The lawsuit alleges that Garza told a 14-year-old girl's stepfather that she would be found guilty of a criminal offense and fined $500 for truancy unless the stepfather spanked her in the courtroom. The lawsuit filed by Mary Vasquez and her husband, Daniel Zurita, described the paddle provided by Garza as large and heavy and fashioned from a thick piece of lumber.
"The freedom of decision is part of the judicial system," said Limas, who presides over the 404th state District Court, The Brownsville Herald reported Friday in an online edition.
"Any performance in his capacity as a judge is certainly protected by absolute immunity," Limas said.
The families' attorney Mark Sossi argued that Garza was not protected from liability because he acted without jurisdiction and outside his judicial capacity in considering the cases involving truancy and the use of profanity.

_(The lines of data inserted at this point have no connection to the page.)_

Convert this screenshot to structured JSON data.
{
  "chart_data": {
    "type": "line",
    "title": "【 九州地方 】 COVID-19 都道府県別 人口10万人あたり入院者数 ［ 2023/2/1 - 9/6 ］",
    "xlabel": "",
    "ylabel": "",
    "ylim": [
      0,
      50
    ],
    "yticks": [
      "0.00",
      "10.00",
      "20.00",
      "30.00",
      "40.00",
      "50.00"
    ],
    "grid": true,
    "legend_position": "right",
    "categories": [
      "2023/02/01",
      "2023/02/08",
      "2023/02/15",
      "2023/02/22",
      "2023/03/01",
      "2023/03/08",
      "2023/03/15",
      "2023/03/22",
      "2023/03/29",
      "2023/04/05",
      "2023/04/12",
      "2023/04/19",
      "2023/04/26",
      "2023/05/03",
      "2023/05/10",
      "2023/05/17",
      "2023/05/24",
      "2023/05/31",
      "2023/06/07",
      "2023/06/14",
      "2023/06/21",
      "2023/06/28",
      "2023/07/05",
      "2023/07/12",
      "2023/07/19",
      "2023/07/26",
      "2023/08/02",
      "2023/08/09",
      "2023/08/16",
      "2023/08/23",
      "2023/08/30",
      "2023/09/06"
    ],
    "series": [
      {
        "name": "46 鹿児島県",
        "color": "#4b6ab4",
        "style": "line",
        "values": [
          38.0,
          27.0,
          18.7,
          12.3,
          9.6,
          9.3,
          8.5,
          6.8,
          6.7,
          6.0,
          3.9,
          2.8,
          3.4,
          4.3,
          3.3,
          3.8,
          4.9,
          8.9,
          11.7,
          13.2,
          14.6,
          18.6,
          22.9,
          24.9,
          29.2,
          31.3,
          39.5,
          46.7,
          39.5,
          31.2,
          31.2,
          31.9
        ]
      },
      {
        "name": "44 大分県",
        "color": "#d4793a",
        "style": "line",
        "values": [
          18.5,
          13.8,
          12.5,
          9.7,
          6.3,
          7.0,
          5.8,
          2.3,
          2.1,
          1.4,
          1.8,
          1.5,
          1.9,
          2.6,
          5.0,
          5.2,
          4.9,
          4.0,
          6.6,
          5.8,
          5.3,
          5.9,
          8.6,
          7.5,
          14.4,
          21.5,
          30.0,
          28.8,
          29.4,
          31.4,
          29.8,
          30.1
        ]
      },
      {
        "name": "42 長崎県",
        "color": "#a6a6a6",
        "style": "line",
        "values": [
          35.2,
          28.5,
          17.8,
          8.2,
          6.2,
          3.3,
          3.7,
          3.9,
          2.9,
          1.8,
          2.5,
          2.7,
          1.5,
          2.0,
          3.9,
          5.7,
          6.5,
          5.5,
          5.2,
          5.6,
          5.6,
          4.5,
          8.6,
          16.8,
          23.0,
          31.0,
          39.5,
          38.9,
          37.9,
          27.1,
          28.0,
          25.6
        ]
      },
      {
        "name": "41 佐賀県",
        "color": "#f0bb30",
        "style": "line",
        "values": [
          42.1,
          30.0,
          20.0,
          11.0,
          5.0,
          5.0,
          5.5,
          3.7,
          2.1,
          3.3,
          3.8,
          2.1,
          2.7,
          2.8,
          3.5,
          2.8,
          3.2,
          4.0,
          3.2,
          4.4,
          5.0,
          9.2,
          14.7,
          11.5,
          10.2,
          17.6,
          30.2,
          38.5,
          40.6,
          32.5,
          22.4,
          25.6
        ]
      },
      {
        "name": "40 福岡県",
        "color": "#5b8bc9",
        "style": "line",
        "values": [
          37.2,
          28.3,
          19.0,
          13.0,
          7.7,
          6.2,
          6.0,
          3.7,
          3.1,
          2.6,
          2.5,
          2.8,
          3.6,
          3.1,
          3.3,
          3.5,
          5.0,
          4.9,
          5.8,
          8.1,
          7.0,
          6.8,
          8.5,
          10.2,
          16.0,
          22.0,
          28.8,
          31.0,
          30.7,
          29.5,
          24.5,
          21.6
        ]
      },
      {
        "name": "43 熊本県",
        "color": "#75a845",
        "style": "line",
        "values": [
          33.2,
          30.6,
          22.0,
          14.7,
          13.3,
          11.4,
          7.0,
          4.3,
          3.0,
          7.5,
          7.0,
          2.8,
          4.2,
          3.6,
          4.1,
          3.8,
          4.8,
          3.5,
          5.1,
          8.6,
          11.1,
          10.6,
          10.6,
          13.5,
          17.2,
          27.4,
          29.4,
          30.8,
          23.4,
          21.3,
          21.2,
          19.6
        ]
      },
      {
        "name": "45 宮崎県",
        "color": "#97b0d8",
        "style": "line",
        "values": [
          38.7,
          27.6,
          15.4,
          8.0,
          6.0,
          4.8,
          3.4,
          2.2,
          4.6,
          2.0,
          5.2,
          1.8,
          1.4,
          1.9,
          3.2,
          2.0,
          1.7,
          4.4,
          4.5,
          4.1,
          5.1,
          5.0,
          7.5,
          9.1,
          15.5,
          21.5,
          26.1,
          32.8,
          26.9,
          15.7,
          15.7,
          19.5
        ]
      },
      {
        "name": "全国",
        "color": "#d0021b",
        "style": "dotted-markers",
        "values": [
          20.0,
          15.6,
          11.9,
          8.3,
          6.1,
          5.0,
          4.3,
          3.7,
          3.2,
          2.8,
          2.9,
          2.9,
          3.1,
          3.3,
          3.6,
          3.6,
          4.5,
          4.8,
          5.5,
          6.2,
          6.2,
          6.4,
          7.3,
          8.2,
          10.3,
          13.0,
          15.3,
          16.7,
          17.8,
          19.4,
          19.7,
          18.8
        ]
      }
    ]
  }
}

Sossi pointed out that complaints filed against the youths were invalid because they were not signed or notarized. He also said some of the spankings occurred after the cases had come to a close.
Sossi didn't immediately know if the families would appeal Limas' ruling, but said that the lawsuit was filed to stop the spankings.
"That's really what we wanted," Sossi said. "The case is not about money."
Pending the resolution of the lawsuit, a temporary injunction is still in effect that prevents Garza from having spankings in his courtroom as an alternative to $500 fines, Sossi said.